Bennett's father was an electrical engineer, and as a high school student she learned about a Women in Engineering outreach program, something that increased her awareness of her father's work and made that a plausible career for her. In her freshman year at Purdue, Bennett learned more about the versatility of chemical engineering and spent two summers at Eastman Chemical, working on chemicals used in plastics and gas-collection systems. Those internships showed her that she didn't want to work for large chemical companies and caused her to question her major; she met staff from Anheuser-Busch at Purdue's Industrial Roundtable and it shifted how she thought about her career possibilities. Pete Kraemer, a fifth-generation brew master at Anheuser-Busch, was a guest lecturer in one of her classes, and that experience showed her that her schoolwork was applicable to making beer.
Work at Anheuser-Busch
She graduated in May 2005 and was working for Anheuser-Busch in June. Before joining Anheuser-Busch, Bennett said she "always liked beer, but I honestly didn't know a lot about it when I got here." She learned quickly, working first as a production supervisor at the main brewery (2005), a member of the innovation group (2010), and head of the pilot brewery (2013). Unlike Pete Kraemer, Bennett didn't grow up in a house where beer or brewing were prevalent, but her science background was helpful. In her work at the pilot brewery, Bennett experimented with new beers in a scaled-down replica of the main brewery; each batch of beer is 10 barrels and most of the 500 recipes she and her team brewed each year never moved beyond the experimental stage. She liked being able to combine her STEM studies with management, marketing, and tasting.

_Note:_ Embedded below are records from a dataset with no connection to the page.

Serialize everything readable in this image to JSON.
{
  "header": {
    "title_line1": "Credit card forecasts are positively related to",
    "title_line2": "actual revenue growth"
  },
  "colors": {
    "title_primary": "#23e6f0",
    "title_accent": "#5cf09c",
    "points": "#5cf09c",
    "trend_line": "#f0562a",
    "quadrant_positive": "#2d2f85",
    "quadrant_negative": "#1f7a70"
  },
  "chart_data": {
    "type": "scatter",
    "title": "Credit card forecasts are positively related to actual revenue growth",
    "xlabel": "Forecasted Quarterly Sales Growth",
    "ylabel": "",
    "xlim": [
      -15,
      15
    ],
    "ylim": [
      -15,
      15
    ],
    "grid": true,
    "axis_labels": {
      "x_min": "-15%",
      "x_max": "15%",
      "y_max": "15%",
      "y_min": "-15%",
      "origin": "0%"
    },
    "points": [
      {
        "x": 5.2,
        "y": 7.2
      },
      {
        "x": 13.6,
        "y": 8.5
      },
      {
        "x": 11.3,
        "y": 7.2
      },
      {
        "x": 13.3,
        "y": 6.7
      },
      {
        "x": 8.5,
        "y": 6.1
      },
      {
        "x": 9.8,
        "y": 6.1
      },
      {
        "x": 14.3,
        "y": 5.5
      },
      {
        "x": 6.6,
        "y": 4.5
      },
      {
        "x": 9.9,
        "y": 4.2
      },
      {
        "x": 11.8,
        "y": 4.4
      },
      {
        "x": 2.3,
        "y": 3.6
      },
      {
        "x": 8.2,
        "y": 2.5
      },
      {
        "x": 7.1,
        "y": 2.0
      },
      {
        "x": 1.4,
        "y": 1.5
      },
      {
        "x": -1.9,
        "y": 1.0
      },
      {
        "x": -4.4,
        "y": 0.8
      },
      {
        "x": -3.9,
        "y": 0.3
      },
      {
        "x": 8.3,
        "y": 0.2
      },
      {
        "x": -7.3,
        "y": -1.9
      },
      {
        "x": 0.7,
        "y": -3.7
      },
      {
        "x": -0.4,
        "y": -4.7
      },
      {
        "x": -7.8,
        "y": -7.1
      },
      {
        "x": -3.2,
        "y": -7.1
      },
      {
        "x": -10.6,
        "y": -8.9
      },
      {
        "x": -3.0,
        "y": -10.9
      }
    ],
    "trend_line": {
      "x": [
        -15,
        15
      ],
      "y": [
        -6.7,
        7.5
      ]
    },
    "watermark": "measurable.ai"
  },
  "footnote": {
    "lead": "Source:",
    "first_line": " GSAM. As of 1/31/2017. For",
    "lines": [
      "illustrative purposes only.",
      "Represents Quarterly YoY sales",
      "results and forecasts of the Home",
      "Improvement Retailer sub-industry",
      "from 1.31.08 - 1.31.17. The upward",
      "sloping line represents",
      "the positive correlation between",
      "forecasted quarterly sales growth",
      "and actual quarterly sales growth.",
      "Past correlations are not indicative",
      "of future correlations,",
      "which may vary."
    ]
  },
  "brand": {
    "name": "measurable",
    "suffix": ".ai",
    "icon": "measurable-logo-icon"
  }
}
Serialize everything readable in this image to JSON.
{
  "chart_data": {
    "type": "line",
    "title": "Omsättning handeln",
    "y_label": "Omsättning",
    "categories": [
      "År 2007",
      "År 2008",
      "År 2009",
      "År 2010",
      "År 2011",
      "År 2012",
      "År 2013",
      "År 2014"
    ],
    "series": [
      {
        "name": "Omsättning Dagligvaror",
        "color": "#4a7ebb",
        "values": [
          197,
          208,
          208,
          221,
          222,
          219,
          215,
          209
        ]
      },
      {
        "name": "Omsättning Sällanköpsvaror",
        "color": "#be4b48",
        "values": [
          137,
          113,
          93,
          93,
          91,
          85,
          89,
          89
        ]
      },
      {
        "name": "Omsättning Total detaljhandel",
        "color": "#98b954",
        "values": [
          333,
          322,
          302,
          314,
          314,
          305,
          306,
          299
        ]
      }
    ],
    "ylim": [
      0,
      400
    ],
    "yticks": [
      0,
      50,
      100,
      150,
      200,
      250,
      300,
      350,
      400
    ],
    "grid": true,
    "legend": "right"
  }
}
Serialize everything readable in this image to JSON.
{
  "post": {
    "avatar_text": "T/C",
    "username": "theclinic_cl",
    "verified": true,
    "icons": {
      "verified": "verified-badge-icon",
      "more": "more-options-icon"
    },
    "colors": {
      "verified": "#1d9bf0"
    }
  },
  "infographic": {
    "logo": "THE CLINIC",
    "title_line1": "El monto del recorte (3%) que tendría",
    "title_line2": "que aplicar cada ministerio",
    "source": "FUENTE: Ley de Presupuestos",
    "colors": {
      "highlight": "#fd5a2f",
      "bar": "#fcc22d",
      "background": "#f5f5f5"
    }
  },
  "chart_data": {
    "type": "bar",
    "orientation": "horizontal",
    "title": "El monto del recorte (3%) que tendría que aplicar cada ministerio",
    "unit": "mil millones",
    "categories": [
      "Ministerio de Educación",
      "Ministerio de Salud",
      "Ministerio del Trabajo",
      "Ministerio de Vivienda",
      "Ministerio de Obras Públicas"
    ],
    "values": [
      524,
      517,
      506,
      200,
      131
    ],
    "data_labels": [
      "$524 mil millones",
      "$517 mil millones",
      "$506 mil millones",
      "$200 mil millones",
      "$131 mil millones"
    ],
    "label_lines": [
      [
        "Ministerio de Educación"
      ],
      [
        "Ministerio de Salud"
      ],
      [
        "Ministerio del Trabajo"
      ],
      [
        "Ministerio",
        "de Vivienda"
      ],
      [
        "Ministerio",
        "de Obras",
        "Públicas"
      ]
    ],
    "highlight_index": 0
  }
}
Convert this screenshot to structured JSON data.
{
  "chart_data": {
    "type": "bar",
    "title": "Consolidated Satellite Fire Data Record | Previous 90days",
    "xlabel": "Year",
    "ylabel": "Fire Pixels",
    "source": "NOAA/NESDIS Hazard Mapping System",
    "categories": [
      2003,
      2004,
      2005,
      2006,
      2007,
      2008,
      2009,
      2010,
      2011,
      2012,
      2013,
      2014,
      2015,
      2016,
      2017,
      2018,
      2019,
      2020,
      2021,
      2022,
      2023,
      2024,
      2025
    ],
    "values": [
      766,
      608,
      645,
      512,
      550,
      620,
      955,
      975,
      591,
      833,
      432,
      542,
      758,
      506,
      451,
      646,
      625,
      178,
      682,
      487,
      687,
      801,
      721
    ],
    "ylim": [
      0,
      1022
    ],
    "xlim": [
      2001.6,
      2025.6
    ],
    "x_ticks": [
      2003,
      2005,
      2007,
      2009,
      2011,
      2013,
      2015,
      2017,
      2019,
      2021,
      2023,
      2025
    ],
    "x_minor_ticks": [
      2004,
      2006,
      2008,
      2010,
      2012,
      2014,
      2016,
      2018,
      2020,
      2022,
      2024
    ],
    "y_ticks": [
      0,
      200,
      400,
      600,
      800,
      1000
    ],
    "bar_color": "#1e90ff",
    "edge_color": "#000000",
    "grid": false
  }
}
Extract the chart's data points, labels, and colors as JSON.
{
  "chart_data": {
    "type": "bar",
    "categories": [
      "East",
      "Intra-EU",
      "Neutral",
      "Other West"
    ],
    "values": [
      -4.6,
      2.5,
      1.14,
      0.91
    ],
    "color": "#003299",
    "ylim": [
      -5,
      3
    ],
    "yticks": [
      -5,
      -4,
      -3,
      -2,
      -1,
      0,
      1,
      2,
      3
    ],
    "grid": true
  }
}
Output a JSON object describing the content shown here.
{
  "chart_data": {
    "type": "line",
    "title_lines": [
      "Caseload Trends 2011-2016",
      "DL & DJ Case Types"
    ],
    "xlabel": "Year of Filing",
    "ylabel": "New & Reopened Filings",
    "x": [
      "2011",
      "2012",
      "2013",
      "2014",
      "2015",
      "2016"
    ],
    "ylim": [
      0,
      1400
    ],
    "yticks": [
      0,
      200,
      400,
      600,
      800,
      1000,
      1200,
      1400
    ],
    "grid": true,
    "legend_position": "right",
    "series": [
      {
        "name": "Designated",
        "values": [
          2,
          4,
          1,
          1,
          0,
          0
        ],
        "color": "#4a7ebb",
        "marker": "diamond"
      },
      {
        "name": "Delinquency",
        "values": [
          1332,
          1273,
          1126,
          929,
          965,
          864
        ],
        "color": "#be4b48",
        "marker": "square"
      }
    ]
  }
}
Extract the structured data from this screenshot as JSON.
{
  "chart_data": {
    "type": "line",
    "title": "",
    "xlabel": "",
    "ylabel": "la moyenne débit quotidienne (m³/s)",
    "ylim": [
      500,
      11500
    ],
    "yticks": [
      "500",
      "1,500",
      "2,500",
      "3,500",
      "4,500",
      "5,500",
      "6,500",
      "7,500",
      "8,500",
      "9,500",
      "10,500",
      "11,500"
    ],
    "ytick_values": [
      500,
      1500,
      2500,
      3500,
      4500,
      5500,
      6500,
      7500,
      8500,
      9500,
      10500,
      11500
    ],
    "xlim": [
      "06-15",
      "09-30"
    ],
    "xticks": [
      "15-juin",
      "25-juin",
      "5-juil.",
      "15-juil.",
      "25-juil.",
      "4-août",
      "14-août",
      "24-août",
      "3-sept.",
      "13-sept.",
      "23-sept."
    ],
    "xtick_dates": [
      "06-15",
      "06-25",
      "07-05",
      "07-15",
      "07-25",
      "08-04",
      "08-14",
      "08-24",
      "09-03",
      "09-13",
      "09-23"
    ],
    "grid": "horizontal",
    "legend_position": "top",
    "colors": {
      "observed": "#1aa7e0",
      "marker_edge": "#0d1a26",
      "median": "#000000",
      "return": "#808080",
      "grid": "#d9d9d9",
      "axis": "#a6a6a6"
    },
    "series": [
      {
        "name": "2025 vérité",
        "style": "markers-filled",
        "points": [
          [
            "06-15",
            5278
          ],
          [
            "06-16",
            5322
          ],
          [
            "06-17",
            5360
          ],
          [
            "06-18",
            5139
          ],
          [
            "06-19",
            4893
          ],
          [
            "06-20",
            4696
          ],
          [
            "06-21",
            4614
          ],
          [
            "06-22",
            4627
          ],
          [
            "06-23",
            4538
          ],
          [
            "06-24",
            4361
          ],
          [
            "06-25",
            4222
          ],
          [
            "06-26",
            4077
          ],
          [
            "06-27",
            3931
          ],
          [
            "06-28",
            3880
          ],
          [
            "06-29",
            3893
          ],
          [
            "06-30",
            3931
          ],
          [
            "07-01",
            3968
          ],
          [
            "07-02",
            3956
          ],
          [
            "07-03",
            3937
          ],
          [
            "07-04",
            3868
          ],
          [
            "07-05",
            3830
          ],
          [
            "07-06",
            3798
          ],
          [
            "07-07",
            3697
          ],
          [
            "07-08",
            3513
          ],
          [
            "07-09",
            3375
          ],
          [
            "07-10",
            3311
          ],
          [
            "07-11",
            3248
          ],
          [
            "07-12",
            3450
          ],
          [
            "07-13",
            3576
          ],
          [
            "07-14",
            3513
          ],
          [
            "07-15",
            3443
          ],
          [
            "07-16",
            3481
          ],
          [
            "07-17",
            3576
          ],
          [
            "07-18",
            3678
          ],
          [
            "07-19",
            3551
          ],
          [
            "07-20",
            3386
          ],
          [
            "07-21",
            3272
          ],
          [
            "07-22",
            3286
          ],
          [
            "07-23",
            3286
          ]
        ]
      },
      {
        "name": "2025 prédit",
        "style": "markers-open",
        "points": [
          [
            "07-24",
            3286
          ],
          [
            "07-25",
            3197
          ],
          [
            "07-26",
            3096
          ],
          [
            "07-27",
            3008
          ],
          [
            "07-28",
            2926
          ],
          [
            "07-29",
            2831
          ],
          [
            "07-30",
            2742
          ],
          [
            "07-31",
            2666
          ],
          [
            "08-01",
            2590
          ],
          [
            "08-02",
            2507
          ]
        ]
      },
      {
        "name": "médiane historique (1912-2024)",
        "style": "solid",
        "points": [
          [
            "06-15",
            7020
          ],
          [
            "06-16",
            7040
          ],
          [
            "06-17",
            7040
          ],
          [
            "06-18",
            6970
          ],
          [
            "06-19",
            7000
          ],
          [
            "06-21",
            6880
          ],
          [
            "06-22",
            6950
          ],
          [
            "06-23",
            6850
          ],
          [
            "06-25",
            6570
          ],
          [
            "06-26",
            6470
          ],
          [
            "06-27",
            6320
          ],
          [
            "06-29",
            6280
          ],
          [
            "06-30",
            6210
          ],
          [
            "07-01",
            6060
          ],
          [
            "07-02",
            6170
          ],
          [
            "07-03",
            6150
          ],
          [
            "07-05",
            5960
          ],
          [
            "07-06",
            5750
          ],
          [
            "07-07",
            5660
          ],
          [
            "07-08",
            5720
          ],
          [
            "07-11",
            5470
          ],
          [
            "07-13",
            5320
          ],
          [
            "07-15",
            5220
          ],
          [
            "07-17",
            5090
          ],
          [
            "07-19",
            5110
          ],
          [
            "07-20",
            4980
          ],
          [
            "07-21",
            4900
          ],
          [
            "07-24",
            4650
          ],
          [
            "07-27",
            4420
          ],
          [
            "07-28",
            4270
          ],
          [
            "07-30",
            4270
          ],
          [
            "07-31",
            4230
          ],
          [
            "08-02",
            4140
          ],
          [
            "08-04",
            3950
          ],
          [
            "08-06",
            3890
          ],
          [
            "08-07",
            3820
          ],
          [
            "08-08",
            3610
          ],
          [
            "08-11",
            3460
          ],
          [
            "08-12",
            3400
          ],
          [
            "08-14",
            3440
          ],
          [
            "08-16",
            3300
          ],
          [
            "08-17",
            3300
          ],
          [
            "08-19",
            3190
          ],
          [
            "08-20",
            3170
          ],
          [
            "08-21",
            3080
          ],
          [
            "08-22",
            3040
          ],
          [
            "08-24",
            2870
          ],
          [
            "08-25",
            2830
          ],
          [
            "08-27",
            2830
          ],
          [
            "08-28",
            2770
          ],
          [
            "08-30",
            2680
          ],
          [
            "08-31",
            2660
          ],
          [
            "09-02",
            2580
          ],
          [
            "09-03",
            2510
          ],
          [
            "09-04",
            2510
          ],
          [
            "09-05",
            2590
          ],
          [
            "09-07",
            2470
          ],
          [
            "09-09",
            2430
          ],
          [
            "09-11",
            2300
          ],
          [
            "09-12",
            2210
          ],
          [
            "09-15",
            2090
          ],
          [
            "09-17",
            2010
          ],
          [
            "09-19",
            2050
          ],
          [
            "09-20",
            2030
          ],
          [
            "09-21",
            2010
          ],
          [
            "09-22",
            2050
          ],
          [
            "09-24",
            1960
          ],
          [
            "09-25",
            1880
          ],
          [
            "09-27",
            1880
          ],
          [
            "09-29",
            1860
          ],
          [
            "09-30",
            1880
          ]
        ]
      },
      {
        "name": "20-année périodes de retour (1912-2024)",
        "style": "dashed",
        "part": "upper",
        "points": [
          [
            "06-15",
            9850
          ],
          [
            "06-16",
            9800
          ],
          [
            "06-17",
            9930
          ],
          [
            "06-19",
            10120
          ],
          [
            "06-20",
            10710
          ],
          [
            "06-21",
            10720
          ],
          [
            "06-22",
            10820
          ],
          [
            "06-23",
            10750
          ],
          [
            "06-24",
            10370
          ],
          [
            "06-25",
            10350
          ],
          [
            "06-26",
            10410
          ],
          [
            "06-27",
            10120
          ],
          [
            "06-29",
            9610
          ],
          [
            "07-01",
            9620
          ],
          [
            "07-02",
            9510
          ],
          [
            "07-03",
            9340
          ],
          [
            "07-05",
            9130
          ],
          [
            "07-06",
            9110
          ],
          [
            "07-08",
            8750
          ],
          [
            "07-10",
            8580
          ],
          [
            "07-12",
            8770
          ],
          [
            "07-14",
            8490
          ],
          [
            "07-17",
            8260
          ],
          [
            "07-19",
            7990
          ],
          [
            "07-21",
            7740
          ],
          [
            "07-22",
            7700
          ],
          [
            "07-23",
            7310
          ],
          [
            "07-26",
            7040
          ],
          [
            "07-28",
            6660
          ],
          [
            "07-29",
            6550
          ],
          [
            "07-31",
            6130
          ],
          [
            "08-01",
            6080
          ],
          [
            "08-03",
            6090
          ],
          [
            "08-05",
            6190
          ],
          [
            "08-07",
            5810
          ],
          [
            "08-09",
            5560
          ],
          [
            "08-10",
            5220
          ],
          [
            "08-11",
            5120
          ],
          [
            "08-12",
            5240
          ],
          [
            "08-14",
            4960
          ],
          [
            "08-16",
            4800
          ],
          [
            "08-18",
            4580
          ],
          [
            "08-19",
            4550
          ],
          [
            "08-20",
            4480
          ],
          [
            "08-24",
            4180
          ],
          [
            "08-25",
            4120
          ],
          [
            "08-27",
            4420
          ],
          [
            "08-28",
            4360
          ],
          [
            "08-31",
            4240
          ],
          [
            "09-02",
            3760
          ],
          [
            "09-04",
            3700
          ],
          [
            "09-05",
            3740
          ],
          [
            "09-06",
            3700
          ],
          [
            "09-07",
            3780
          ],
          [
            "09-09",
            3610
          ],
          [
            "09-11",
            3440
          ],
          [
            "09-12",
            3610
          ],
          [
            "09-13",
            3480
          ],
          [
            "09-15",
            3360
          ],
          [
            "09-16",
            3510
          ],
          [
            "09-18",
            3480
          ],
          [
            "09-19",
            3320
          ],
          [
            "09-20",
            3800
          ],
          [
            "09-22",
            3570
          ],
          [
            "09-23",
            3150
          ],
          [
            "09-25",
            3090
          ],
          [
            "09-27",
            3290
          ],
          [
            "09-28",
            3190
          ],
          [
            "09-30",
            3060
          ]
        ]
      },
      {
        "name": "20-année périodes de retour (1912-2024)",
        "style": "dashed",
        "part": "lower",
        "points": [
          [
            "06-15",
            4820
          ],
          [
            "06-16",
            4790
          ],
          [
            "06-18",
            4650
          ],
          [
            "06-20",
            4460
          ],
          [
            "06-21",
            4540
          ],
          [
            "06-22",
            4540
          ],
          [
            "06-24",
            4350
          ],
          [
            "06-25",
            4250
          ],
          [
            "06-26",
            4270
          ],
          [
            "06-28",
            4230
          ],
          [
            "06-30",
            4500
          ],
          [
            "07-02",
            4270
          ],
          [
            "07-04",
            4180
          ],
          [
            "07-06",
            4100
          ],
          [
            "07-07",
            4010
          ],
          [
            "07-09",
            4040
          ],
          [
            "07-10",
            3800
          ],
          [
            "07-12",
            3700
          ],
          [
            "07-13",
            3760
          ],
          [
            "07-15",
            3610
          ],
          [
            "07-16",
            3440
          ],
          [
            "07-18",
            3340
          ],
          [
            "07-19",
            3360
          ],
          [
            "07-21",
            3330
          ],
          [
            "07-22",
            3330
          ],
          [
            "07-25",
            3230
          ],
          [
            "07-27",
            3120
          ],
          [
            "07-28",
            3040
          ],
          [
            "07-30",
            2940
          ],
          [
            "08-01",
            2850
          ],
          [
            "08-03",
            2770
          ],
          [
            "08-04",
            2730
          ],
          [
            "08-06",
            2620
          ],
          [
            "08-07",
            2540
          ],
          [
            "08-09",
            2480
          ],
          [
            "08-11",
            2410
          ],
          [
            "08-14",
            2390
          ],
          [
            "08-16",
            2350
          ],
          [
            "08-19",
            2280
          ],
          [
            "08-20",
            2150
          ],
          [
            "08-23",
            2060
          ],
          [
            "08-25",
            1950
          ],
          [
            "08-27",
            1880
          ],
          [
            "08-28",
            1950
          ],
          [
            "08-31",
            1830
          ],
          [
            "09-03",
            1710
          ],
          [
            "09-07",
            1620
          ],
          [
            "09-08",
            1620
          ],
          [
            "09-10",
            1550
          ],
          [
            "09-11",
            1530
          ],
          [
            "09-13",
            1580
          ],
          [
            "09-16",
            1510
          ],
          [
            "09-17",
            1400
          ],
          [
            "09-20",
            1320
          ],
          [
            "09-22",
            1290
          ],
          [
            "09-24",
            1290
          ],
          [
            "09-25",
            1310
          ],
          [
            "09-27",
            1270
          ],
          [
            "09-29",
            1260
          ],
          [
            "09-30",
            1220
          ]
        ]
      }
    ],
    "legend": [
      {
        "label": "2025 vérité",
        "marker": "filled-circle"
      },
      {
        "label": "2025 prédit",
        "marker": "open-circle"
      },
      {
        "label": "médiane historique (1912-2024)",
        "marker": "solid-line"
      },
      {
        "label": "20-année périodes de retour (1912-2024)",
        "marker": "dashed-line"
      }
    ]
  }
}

Bennett developed the recipe for Bud Light Platinum and Michelob Ultra-Light Cider. She and Jill Vaughn developed Shock Top and the Straw-Ber-Rita. After her move to Anheuser-Busch's Baldwinsville Brewery, Bennett worked on Bud Light Seltzer.
Bennett is creative with ingredients; she mixed hibiscus flowers with wheat and lemon peels to approximate the taste of a “strawberry lemonade” beer, an idea that emerged from a baking recipe with chocolate chili powder cupcakes and hibiscus frosting. She has also found inspiration in cocktails: "from an ingredient perspective, there's a lot of fun things happening in cocktails, and being able to cull inspiration from that and work that into beer is exciting."
Impact and demographics
Bennett says she doesn't feel like a trailblazer in a brew master's masculine world, citing an increase in women brewers and her work at Anheuser-Busch InBev with Jane Killebrew and Jill Vaughn. At the same time, the gender imbalance in consumers and brewers is real. In 2013, Teri Fahrendorf, brew master and founder of the Pink Boots Society, estimated that 99% of brew masters are men; the Siebel Institute, a brewing academy, says only about 5% of its students are women.
As an African American, millennial in the brewing industry, Bennett is outside the norm of industry demographics. She said that "People have a perception that brewers are all guys with beards and are surprised when they see me, an African-American female. I tell them that I am a brewer, and that the brewing process is really rooted in science. There is so much you can do with a STEM degree."